Tenía razón. Era algo igual de surrealista. Pero también había algo más, algo que a Cindy no le gustaba, algo que empezaba a hacerla sentir muy incómoda.

—Vámonos —le pidió a Ray—. Larguémonos de aquí. No me gusta este sitio.

—Echémosle antes un vistazo.

—No quiero.

—Venga.

—¿Y si dentro hay un grupo de chalados de esos que creen que está a punto de llegar el fin del mundo? ¿O algún psicópata caníbal? Por lo que sabemos, ahí dentro podrían esconderse Norman Bates o el Carnicero de Milwaukee.

—Correré el riesgo —rio Ray, que abrió la puerta y bajó del vehículo—. Voy a entrar para comprar algo de comida. ¿Quieres algo?

Cindy negó con la cabeza.

—¿Seguro que no quieres venir? —insistió él.

Ella asintió, y observó cómo Ray salía del coche y avanzaba pesadamente por el barro medio endurecido, abría la pesada puerta de madera y entraba en el establecimiento.

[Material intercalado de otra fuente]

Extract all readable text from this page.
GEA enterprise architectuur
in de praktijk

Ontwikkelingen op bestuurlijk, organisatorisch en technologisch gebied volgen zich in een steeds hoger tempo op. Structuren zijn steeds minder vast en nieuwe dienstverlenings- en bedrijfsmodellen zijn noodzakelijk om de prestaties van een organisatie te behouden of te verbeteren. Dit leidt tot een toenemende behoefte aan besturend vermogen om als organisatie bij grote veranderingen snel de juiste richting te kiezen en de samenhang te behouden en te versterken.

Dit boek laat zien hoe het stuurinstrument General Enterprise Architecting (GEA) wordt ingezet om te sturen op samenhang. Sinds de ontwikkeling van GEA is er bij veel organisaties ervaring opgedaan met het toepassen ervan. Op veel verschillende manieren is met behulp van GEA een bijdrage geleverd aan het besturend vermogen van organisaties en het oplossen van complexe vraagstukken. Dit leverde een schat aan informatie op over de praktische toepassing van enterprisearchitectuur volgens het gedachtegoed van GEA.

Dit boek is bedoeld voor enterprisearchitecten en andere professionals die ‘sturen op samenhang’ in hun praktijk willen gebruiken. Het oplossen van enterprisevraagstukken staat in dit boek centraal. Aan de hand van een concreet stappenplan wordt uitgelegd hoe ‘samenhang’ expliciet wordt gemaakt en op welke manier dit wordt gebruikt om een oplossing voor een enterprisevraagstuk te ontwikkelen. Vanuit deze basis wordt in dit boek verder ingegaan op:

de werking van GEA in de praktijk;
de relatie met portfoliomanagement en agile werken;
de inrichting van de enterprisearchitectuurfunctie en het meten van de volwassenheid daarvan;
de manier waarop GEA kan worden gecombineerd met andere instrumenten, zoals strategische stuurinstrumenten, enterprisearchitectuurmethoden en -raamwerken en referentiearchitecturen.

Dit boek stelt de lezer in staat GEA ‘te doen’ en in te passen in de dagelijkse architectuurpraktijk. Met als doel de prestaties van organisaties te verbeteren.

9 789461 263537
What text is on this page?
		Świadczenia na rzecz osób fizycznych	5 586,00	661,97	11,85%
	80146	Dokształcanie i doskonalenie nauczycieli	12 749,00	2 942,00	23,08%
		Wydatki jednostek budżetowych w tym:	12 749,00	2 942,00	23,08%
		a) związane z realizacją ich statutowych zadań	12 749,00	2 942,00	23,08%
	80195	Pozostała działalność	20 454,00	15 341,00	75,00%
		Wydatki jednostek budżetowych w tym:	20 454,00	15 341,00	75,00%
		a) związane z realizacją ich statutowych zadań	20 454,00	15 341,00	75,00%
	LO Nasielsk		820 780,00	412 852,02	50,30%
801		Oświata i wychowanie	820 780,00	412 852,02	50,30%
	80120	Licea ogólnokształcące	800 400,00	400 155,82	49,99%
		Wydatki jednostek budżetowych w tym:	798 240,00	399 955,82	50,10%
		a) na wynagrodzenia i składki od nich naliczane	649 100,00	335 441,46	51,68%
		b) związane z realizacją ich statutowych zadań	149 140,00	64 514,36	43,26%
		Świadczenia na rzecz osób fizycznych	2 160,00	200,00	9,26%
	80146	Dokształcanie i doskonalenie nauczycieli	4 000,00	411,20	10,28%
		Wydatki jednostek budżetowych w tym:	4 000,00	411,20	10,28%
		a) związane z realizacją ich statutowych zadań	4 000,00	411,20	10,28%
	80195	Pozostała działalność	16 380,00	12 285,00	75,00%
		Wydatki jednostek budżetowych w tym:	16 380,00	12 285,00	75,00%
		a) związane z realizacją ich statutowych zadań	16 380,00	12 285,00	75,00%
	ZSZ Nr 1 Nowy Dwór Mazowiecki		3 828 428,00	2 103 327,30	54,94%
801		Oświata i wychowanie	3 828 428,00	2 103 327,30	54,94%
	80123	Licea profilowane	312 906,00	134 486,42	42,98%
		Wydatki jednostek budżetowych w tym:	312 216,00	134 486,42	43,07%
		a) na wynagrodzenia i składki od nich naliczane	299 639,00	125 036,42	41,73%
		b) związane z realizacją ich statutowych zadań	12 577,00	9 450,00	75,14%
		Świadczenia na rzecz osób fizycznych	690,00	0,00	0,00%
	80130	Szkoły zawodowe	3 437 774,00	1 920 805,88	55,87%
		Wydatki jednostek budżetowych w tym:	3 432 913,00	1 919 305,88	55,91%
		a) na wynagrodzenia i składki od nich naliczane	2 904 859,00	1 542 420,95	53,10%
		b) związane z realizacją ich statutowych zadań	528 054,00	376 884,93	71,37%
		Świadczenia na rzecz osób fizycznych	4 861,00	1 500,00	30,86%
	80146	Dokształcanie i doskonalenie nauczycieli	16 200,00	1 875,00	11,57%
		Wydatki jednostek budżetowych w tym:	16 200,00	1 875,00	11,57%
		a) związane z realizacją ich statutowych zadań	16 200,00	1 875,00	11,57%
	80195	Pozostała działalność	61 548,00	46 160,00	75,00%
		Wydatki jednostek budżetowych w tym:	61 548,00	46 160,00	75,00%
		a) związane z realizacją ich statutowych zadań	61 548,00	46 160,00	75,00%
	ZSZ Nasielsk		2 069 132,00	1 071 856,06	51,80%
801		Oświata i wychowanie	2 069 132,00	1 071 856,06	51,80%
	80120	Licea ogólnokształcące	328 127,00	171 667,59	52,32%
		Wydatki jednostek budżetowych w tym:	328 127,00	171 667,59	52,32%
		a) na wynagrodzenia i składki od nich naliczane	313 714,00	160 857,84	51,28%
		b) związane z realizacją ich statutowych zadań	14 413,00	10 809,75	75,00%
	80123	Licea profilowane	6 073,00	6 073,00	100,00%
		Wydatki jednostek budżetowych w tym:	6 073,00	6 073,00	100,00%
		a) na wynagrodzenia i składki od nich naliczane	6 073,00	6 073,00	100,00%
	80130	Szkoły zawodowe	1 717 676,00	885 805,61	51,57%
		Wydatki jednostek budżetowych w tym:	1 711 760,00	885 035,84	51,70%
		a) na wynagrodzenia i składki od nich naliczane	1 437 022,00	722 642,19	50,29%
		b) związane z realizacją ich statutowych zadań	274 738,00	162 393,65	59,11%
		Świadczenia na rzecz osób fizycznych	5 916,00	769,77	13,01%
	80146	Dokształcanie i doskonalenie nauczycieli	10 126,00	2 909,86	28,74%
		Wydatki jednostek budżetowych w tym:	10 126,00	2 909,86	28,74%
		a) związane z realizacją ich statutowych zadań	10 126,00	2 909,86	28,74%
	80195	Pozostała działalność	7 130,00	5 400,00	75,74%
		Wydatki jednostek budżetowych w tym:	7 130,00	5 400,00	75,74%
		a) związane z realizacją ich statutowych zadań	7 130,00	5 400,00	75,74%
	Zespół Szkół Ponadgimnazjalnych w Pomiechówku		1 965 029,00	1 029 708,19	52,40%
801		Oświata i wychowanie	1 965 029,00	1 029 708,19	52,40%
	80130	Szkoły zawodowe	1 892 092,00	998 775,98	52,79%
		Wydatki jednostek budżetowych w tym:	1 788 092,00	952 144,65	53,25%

Pensó que no debería haberlo dejado ir. Debería haberle hecho pasar de largo.

Contuvo el aliento y no se dio cuenta de que estaba sujetando con fuerza el apoyabrazos hasta que Ray salió del Mercado unos minutos después con una bolsa grande de víveres.

¿Una bolsa grande de víveres?

Se subió al Explorer y dejó la bolsa en el suelo, entre ellos, con aspecto aturdido.

—¿Qué es todo esto? —preguntó Cindy cuando puso en marcha el todoterreno—. ¿Qué compraste? —Hurgó en la bolsa y sacó un cómic, una caja de cereales, un par de calcetines y un casete de Tom T. Hall—. Creía que ibas a comprar algo de comida.

—Cállate —le espetó Ray, y hubo algo en su voz que le puso los pelos de punta, que hizo que no quisiera preguntarle nada más—. Vámonos de aquí.

Arrancó, botando en un charco medio congelado y un bache rocoso. No apartó los ojos del camino que tenía delante, sin mirar alrededor, si mirarla a ella, sin mirar atrás, con una expresión lúgubre en los ojos.

Antes de que llegaran a la siguiente curva, antes de que los árboles taparan por completo la vista tras ellos, Cindy se volvió en su asiento y entornó los ojos para mirar por la polvorienta ventanilla trasera y concentrarse en un leve movimiento.

La puerta del edificio se abrió.

Nunca olvidaría el momento en que le pareció ver al propietario del Mercado.